Larissa Reisner  est en effet une légende de la révolution russe par sa vie bouillonnante alors même que rattrapée par le typhus,elle mourra au début de février 1926, à l’âge de 31 ans.

En juillet 1918, un mois après avoir adhéré au parti communiste, elle part pour le front à Kazan.  Les légionnaires tchécoslovaques, soulevés depuis mai 1918 prennent peu après la ville, abandonnée par les gardes rouges à la formation militaire sommaire et saisis de panique. La route de Moscou est ouverte aux légionnaires. Trotsky fait équiper un train spécial et part pour Sviajsk, petite gare proche de Kazan occupé par les Blancs et où Larissa Reisner tente de s’infiltrer, déguisée en paysanne, mais, écrit Trotsky, « sa prestance était trop extraordinaire. Elle fut arrêtée ». Interrogée par un officier japonais, qui accompagne les tchécoslovaques insurgés contre le pouvoir soviétique encore fragile, elle profite d’un moment d’inattention de ses gardiens parvient à  s’enfuir. Trotsky la nomme commissaire des services de renseignements près l’état-major de  la Ve armée rouge.

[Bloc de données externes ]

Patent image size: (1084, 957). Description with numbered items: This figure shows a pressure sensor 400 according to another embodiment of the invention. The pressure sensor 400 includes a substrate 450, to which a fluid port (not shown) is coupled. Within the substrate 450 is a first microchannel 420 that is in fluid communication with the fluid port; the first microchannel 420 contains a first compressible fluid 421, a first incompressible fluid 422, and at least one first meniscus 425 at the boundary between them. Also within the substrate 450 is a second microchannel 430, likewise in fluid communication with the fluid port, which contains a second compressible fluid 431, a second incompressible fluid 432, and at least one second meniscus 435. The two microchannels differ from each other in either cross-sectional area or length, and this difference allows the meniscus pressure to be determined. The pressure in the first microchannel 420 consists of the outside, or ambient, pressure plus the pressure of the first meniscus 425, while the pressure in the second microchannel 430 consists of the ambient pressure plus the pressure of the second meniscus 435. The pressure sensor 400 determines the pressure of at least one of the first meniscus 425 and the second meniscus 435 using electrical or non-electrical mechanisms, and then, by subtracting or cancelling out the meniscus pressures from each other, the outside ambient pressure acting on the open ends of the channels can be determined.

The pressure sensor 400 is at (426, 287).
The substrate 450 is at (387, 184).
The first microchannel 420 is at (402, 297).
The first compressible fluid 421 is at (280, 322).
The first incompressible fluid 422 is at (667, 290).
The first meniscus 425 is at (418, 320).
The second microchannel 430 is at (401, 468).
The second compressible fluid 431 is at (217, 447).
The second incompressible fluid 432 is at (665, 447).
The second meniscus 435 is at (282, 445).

Elle se rend auprès des marins de la flottille rouge de la Volga ; les marins,  en général pleins de dédain pour les « bonnes femmes », pour l’éprouver, installent sur une vedette armée de mitrailleuses et foncent vers la rive occupée par les légionnaires tchécoslovaques. Lorsque la vedette s’approche d’eux le pilote fait demi tour ; elle proteste :  « ‘ Pourquoi faites-vous demi-tour ? C’est trop tôt. Allons encore en avant. !  Avec ça, raconte  un matelot, elle nous a domptés d’un coup ».

Après un bref séjour en Afghanistan avec son mari du moment, Fiodor Raskolnikov, plénipotentiaire soviétique à Kaboul, elle rentre à Moscou, esquisse le projet d’une trilogie  sur les mineurs de l’Oural à travers les siècles.